Assume otherwise (not 1. and not 2.), then consider $g^*$ that is the least valuable among player $i$'s positively valued goods in $A_j$. In that case, player $i$ could partition $A_i\cup A_j$ into $(A_i\cup\{g^*\},A_j\diagdown\{g^*\})$ and ensure that her pairwise MMS value is strictly more than $v_i(A_i)$, which contradicts that $\mathbf A$ is PMMS.

If no player in $\mathcal N\diagdown\{i\}$ falls into case 2., it's easy to see the MMS guarantee of player $i$ is at most $v_i(A_i)$, if some players fall into 2. (denoted set $S\subseteq\mathcal N\diagdown\{i\}$), we need to bound the MMS guarantee of $i$ by assuming all the goods allocated to $S\cup\{i\}$ are divisible. However, this still gives an MMS guarantee of at most $2\cdot v_i(A_i)$, because each player in $j\in S\cup\{i\}$ satisfies $v_i(A_j)\le2\cdot v_i(A_i)$. Thus, the MMS guarantee of player $i$ is at most $2\cdot v_i(A_i)$, which implies $\mathbf A$ is ½-MMS.

Theorem 6. Every MNW allocation is $\Phi$-PMMS, where $\Phi=\frac{\sqrt 5-1}{2}\approx0.618$. This factor is tight.

One property of a MNW allocation $\mathbf A$: Take the goods allocated to $i$ and $j$, i.e., $\mathcal M'=A_i\cup A_j,\mathcal N'=\{i,j\}$. Then the allocation given by $A_i$ and $A_j$ is also an MNW allocation for the reduced instance of allocating the set of $\mathcal M'$ to player $\mathcal N'$.

Hence, the allocation in $\pi_2$-MMS in the reduced instance.

Therefore, we conclude that MNW allocation is $\Phi$-PMMS as $\pi_2=\Phi$.

Tightness? For a given $n\in\mathbb N,\epsilon\gt0$, we simply use the example of upper bound in theorem 4 after replacing $\pi_n$ by $\pi_2$ in the valuations of players.

Approximate MMS and PMMS in Practice

~~Omitted.~~

Implementation

Some experiments.

~~Omitted!!!~~

Discussion

MNW = EF1 + PO (for additive valuations)

MNW provides $\Theta(\frac{1}{\sqrt n})$-MMS, whereas an arbitrary EF1 and PO allocation only provides $\frac{1}{n}$-MMS.

In paper, assumed the goods are indivisible, but results can be extended to a mix of divisible and indivisible goods.

When all goods are divisible, MNW, CEEI, and proportional Fairness are the same.

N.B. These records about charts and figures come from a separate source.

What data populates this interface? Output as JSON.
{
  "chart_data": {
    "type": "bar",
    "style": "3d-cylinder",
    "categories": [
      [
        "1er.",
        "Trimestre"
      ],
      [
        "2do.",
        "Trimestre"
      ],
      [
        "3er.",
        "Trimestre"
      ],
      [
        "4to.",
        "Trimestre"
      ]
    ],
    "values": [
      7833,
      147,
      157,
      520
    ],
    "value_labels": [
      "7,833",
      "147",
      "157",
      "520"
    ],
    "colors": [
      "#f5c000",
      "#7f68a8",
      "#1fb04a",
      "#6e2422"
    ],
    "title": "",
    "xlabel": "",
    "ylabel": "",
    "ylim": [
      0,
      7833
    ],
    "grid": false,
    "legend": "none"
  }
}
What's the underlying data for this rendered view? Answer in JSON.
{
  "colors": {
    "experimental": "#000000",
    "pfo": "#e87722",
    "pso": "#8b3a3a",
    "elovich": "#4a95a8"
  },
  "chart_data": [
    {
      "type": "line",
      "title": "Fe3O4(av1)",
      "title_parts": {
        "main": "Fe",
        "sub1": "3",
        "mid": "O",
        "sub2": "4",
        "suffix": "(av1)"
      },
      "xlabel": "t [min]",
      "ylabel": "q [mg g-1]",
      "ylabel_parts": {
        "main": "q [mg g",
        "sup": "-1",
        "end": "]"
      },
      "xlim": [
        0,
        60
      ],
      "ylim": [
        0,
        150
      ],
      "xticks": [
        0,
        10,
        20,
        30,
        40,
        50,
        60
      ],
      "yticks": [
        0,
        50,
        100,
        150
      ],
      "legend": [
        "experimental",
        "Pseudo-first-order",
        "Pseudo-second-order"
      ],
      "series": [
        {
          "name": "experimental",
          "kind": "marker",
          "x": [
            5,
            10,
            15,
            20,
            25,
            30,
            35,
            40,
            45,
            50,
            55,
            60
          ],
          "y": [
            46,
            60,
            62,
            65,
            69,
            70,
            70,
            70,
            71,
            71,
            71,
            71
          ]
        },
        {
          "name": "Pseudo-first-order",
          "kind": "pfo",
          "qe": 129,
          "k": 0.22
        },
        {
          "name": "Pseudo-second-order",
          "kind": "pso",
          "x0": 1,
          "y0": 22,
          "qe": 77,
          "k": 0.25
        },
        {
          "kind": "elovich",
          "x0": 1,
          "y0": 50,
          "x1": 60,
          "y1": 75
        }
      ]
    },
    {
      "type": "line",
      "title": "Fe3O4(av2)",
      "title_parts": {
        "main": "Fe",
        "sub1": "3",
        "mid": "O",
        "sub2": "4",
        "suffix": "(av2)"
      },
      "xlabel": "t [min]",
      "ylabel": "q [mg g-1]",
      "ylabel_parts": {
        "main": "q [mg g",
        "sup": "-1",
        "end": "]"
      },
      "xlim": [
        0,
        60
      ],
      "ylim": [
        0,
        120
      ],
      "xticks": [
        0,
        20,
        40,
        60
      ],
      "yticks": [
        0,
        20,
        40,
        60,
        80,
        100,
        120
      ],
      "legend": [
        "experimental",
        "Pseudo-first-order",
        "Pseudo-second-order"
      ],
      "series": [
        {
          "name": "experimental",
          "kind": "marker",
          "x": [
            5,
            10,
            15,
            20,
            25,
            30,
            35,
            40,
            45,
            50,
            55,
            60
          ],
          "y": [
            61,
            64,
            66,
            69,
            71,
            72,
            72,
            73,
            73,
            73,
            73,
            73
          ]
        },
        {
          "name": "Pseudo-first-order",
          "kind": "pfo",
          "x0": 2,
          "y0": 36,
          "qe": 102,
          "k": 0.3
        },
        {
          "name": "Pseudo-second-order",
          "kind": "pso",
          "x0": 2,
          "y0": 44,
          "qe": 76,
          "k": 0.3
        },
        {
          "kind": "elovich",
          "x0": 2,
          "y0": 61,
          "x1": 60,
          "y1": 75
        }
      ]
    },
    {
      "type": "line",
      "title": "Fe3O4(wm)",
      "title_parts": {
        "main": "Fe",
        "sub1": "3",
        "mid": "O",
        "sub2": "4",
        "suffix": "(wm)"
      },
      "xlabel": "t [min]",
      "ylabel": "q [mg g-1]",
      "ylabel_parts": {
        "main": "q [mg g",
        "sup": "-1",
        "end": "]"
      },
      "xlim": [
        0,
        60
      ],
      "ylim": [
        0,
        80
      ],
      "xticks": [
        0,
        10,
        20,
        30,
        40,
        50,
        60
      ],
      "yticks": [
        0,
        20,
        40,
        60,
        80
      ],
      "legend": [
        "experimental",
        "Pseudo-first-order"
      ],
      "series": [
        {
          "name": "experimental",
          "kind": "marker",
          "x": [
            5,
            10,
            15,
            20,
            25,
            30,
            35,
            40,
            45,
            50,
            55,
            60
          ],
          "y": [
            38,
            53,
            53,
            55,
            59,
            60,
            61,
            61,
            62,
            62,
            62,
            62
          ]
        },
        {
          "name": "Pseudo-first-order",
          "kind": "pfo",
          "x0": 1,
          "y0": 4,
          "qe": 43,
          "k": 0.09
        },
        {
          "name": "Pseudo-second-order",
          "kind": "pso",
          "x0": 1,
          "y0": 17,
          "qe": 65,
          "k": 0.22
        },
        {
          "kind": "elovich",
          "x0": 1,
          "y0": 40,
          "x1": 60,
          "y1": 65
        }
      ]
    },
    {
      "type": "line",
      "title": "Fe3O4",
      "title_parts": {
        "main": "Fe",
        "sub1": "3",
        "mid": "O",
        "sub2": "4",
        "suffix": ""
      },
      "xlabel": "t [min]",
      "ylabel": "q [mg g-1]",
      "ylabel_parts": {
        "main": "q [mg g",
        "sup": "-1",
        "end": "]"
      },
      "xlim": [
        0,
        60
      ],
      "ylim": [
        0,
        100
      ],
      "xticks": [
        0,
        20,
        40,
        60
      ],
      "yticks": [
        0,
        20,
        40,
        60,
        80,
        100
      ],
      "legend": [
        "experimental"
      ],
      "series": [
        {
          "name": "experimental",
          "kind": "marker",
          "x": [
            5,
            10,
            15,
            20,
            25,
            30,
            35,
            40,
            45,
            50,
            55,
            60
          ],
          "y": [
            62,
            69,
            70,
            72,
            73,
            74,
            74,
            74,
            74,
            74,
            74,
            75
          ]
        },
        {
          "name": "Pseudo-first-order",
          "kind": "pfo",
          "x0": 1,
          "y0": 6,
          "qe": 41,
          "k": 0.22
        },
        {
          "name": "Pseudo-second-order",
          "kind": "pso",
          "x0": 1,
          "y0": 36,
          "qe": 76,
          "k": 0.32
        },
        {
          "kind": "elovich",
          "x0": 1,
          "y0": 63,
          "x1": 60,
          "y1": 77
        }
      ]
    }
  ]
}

But not true for indivisible settings: CEEI, PF may not exist.

Open question: is it possible to relate the MNW solution to the CEEI solution when the goods are indivisible?

This paper didn't solve the strategyproofness on MNW, because

The only strategyproof and PO solutions are dictatorial - UNFAIR.
Users are usually not aware of each other's preference, don't know the behavior of allocation algorithm.